Die Ausstellung „Flashes of Memory – Fotografie im Holocaust“ im Museum f…
Fotografie hinterfragt, unter welchen Umständen jene Bilder von der Shoah
entstanden sind, die wir als verbriefte historische Quellen verstehen. Und
sie will wissen, wie das Medium Fotografie mit seiner damaligen
Kameratechnik die individuelle Sichtweise der kollektiven Erinnerung der
Geschehnisse mit beeinflusst hat. Vivian Uria, Kuratorin des Museums in Yad
Vashem, hat diese Ausstellung konzipiert und dort zuerst vorgestellt. Das
Berliner Ausstellungsprojekt ist eine Kooperation zwischen Yad Vashem und
der Berliner Kunstbibliothek. Vivian Uria hat Fotografien, Filme und
Kameras aus Archiven und Museen in den USA, Europa und Israel
zusammengetragen. Sie sind nun in einer reduziert ausgeleuchteten
Ausstellungsarchitektur inszeniert, um das sensible Film– und Fotomaterial
zu schützen. Diese düstere Atmosphäre ermöglicht noch vielmehr, sich auf
das vielschichtige Material und die teils schockierenden Darstellungen auf
den kleinformatigen Fotos zu konzentrieren. Sie hängen teils an Wänden,
teils sind sie an beleuchteten Tischen thematisch geordnet und werden von
sachlichen Erläuterungstexten begleitet.
Das Bemerkenswerte der Ausstellung ist, dass sie das Thema aus
verschiedenen Perspektiven heraus betrachtet, aus der Sicht der Täter, der
Sicht der Opfer und der Sicht der Befreier.
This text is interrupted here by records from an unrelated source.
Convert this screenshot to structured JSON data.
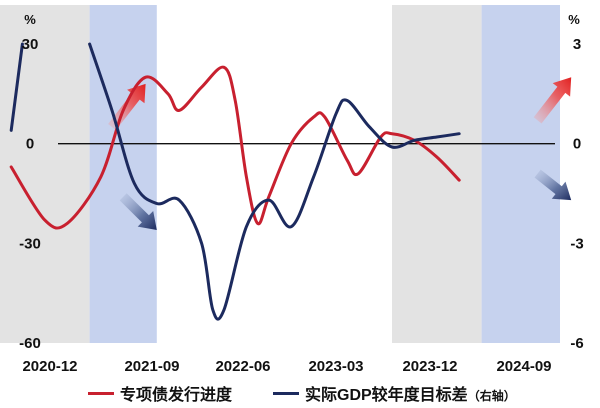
{
  "chart_data": {
    "type": "line",
    "x_tick_labels": [
      "2020-12",
      "2021-09",
      "2022-06",
      "2023-03",
      "2023-12",
      "2024-09"
    ],
    "left_axis": {
      "unit": "%",
      "ticks": [
        "30",
        "0",
        "-30",
        "-60"
      ],
      "ylim": [
        -60,
        30
      ]
    },
    "right_axis": {
      "unit": "%",
      "ticks": [
        "3",
        "0",
        "-3",
        "-6"
      ],
      "ylim": [
        -6,
        3
      ]
    },
    "shaded_periods": [
      {
        "start": "2020-10",
        "end": "2021-06",
        "color": "#e3e3e3"
      },
      {
        "start": "2021-06",
        "end": "2021-12",
        "color": "#c6d2ee"
      },
      {
        "start": "2023-09",
        "end": "2024-05",
        "color": "#e3e3e3"
      },
      {
        "start": "2024-05",
        "end": "2024-12",
        "color": "#c6d2ee"
      }
    ],
    "series": [
      {
        "name": "专项债发行进度",
        "axis": "left",
        "color": "#c8202f",
        "points": [
          [
            "2020-11",
            -7
          ],
          [
            "2021-02",
            -23
          ],
          [
            "2021-04",
            -24
          ],
          [
            "2021-07",
            -10
          ],
          [
            "2021-09",
            10
          ],
          [
            "2021-11",
            20
          ],
          [
            "2022-01",
            15
          ],
          [
            "2022-02",
            10
          ],
          [
            "2022-04",
            17
          ],
          [
            "2022-06",
            23
          ],
          [
            "2022-07",
            13
          ],
          [
            "2022-08",
            -10
          ],
          [
            "2022-09",
            -24
          ],
          [
            "2022-10",
            -16
          ],
          [
            "2022-12",
            0
          ],
          [
            "2023-02",
            8
          ],
          [
            "2023-03",
            8
          ],
          [
            "2023-05",
            -5
          ],
          [
            "2023-06",
            -9
          ],
          [
            "2023-08",
            2
          ],
          [
            "2023-09",
            3
          ],
          [
            "2023-11",
            1
          ],
          [
            "2024-01",
            -4
          ],
          [
            "2024-03",
            -11
          ]
        ]
      },
      {
        "name": "实际GDP较年度目标差",
        "name_suffix": "（右轴）",
        "axis": "right",
        "color": "#1c2a5e",
        "segments": [
          [
            [
              "2020-11",
              0.4
            ],
            [
              "2020-12",
              3.0
            ]
          ],
          [
            [
              "2021-06",
              3.0
            ],
            [
              "2021-08",
              1.0
            ],
            [
              "2021-10",
              -1.2
            ],
            [
              "2021-12",
              -1.8
            ],
            [
              "2022-02",
              -1.7
            ],
            [
              "2022-04",
              -3.0
            ],
            [
              "2022-05",
              -5.0
            ],
            [
              "2022-06",
              -5.0
            ],
            [
              "2022-08",
              -2.5
            ],
            [
              "2022-10",
              -1.7
            ],
            [
              "2022-12",
              -2.5
            ],
            [
              "2023-02",
              -1.0
            ],
            [
              "2023-04",
              0.9
            ],
            [
              "2023-05",
              1.3
            ],
            [
              "2023-07",
              0.5
            ],
            [
              "2023-09",
              -0.1
            ],
            [
              "2023-11",
              0.1
            ],
            [
              "2024-01",
              0.2
            ],
            [
              "2024-03",
              0.3
            ]
          ]
        ]
      }
    ],
    "arrows": [
      {
        "start": "2021-08",
        "end": "2021-11",
        "from_value": 0.5,
        "to_value": 1.8,
        "color": "red"
      },
      {
        "start": "2021-09",
        "end": "2021-12",
        "from_value": -1.6,
        "to_value": -2.6,
        "color": "navy"
      },
      {
        "start": "2024-10",
        "end": "2025-01",
        "from_value": 0.7,
        "to_value": 2.0,
        "color": "red"
      },
      {
        "start": "2024-10",
        "end": "2025-01",
        "from_value": -0.9,
        "to_value": -1.7,
        "color": "navy"
      }
    ],
    "legend_position": "bottom",
    "grid": false
  },
  "legend": {
    "series1_label": "专项债发行进度",
    "series2_label": "实际GDP较年度目标差",
    "series2_suffix": "（右轴）"
  },
  "colors": {
    "red": "#c8202f",
    "navy": "#1c2a5e",
    "grey_band": "#e3e3e3",
    "blue_band": "#c6d2ee"
  }
}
Für das deutsche NS-Regime spielten neueste Medien wie Fotografie und Film
eine elementare Rolle, für ihre Hetzpropaganda zur Manipulation der Massen
und zur Verbreitung der nationalsozialistischen Ideologie. In der
Ausstellung sieht man Aufnahmen vom Kölner Karneval 1934. Auf Umzugswagen
sind antisemitische Pamphlete mit Slogans angebracht, „die letzten ziehen
ab, nach Lichtenstein und Jaffa“ heißt es darauf.
Victor Klemperer erwähnt am 17. August 1937 in seinem berühmten Tagebuch
„Ich will Zeugnis ablegen“ auch ein Bild aus dem Nazi-Propagandablatt „Der
Stürmer“. Darauf sind zwei Mädchen im Badekostüm in einem Seebad zu sehen,
darüber der Satz „Für Juden verboten“, und dazu die Überschrift „Wie s…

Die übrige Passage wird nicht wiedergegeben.